The Scots Invade Ireland
Robert Bruce decided to consolidate his victory by establishing a grand alliance of Irish, Scots and Welsh to defeat the English. He therefore sent his brother, Edward, to Ireland with an army of up to 6,000 troops, to gather support. They landed on the coast of County Antrim on May 26th 1315. The de Lacy’s joined Bruce’s force. There was less enthusiasm among the general population however. One reason for this was the fact that the harvest had failed and people in Ireland were suffering starvation.
Roger went to Ireland to defend his Meath holdings but was surprised by the size of the opposition and retreated to Dublin. There, people began dismantling their houses, using the materials to strengthen the city walls. The siege they feared, however, did not happen. Bruce’s army traveled around the Irish midlands scavenging for whatever food they could find. According to one account they were reduced to exhuming newly buried bodies from graves and eating the corpses.
Mortimer was appointed Lord Lieutenant of Ireland in November 1316 and subsequently drove the Scots back to Carrickfergus and the de Lacy’s into Connaught. Edward Bruce was killed in a battle near Dundalk on 14th October 1318. (For a full account of Edward Bruce’s campaign in Ireland see Robert the Bruce’s Irish Wars, edited by Sean Duffy, Tempus Publishing, 2002)
Civil War in England
Four years later, back in England, relations between the king and the magnates were worsening. Mortimer, with his uncle and the Earl of Hereford, led the opposition but was forced to surrender at Shrewsbury and was imprisoned in the Tower of London. He remained there for some eighteen months until he escaped and set sail for France.
The king’s wife, Isabella, had also become disenchanted by her husband’s behaviour and managed to persuade him to allow her to travel to France in order to negotiate a peace deal with her brother King Charles IV of France. There she met up with Mortimer and plotted to overthrow King Edward, replacing him on the throne with his son.
They gathered an invasion force and sailed from Flanders, landing in the estuary of the river Orwel on September 24th 1326 where they were joined by several disaffected barons and earls. Edward was forced to abdicate in favour of his son who was crowned Edward III on 25th January 1327. The king was still deemed too young to reign so the government was effectively in the hands of Mortimer and Isabella for the next three years.
Brutal Murder
The former king became a fugitive but was captured in November 1326 and imprisoned in Berkely castle where he was brutally murdered in the following September. It was now Mortimer’s turn to rouse anger and jealousy among his former allies as he took ever more power and lands to himself. He authorised the execution of the former king’s half-brother Edmund. Henry Earl of Lancaster persuaded the young king that it was time to exercise his power and, shortly before the latter’s eighteenth birthday Mortimer and Isabella were apprehended in Nottingham castle.

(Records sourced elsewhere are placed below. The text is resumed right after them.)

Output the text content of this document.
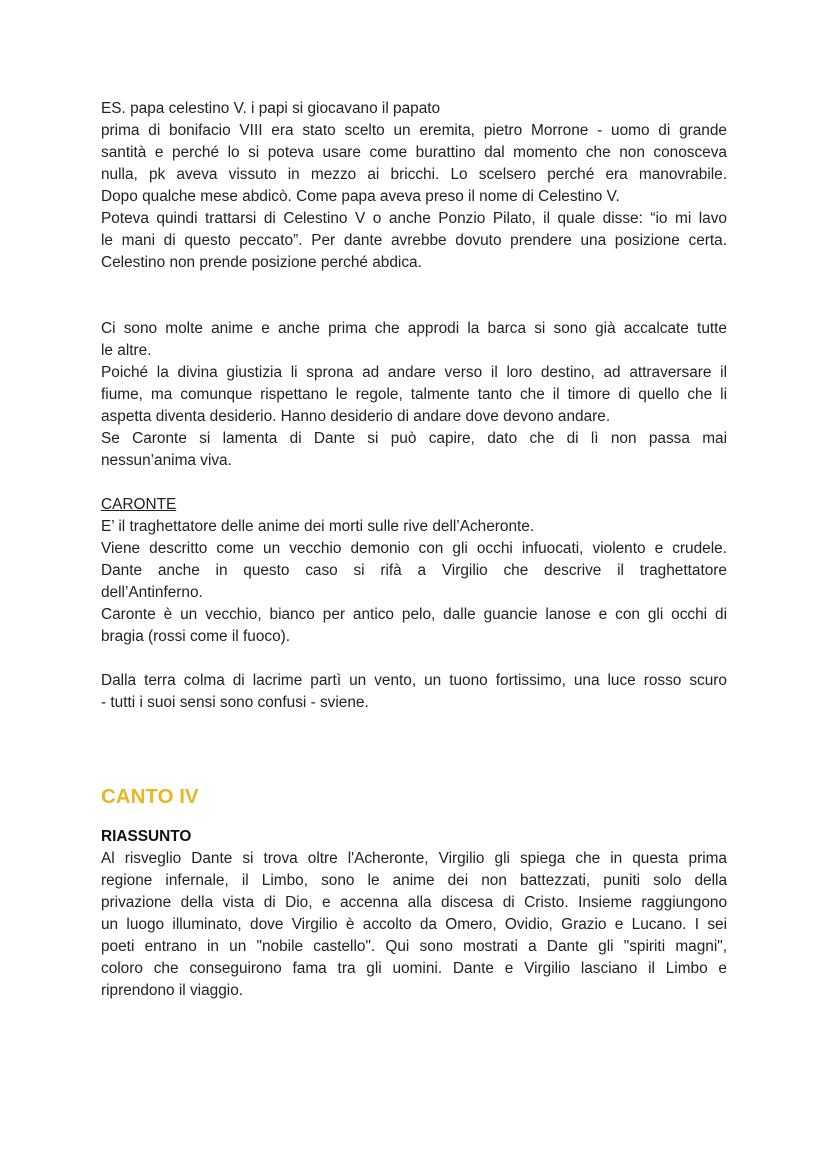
ES. papa celestino V. i papi si giocavano il papato
prima di bonifacio VIII era stato scelto un eremita, pietro Morrone - uomo di grande
santità e perché lo si poteva usare come burattino dal momento che non conosceva
nulla, pk aveva vissuto in mezzo ai bricchi. Lo scelsero perché era manovrabile.
Dopo qualche mese abdicò. Come papa aveva preso il nome di Celestino V.
Poteva quindi trattarsi di Celestino V o anche Ponzio Pilato, il quale disse: “io mi lavo
le mani di questo peccato”. Per dante avrebbe dovuto prendere una posizione certa.
Celestino non prende posizione perché abdica.
Ci sono molte anime e anche prima che approdi la barca si sono già accalcate tutte
le altre.
Poiché la divina giustizia li sprona ad andare verso il loro destino, ad attraversare il
fiume, ma comunque rispettano le regole, talmente tanto che il timore di quello che li
aspetta diventa desiderio. Hanno desiderio di andare dove devono andare.
Se Caronte si lamenta di Dante si può capire, dato che di lì non passa mai
nessun’anima viva.
CARONTE
E’ il traghettatore delle anime dei morti sulle rive dell’Acheronte.
Viene descritto come un vecchio demonio con gli occhi infuocati, violento e crudele.
Dante anche in questo caso si rifà a Virgilio che descrive il traghettatore
dell’Antinferno.
Caronte è un vecchio, bianco per antico pelo, dalle guancie lanose e con gli occhi di
bragia (rossi come il fuoco).
Dalla terra colma di lacrime partì un vento, un tuono fortissimo, una luce rosso scuro
- tutti i suoi sensi sono confusi - sviene.
CANTO IV
RIASSUNTO
Al risveglio Dante si trova oltre l'Acheronte, Virgilio gli spiega che in questa prima
regione infernale, il Limbo, sono le anime dei non battezzati, puniti solo della
privazione della vista di Dio, e accenna alla discesa di Cristo. Insieme raggiungono
un luogo illuminato, dove Virgilio è accolto da Omero, Ovidio, Grazio e Lucano. I sei
poeti entrano in un "nobile castello". Qui sono mostrati a Dante gli "spiriti magni",
coloro che conseguirono fama tra gli uomini. Dante e Virgilio lasciano il Limbo e
riprendono il viaggio.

Isabella, as Queen Mother, was exempt from trial and pleaded for her son to exercise clemency towards Mortimer. Her pleas were ignored and Mortimer was hanged at Tyburn, his body left hanging for two days. (Note: the author of this claim in Wikipedia does not provide a source. Simon Schama, in volume one of A History of Britain, suggests that Mortimer was beheaded; he, too, does not cite a source.)
Illustrious Descendents
What of his widow, Joan? When Roger absconded from the Tower of London she and their daughters were captured and imprisoned by the king, first in Skipton castle then in Pontefract, both in Yorkshire. Following her husband’s execution she was again imprisoned, this time in Hampshire. She was pardoned and released six years later and all her lands restored. She survived for a further twenty years. Joan and Roger were both buried close to the family seat at Wigmore Abbey. Their tombs were destroyed with the Abbey during the dissolution of the monasteries.
Roger and Joan are the parents of the woman whose body was discovered in the church at Much Marcle in Herefordshire in January 2014. Later descendents reputedly include Sir Winston Churchill, the present British Royal Family, and George Washington.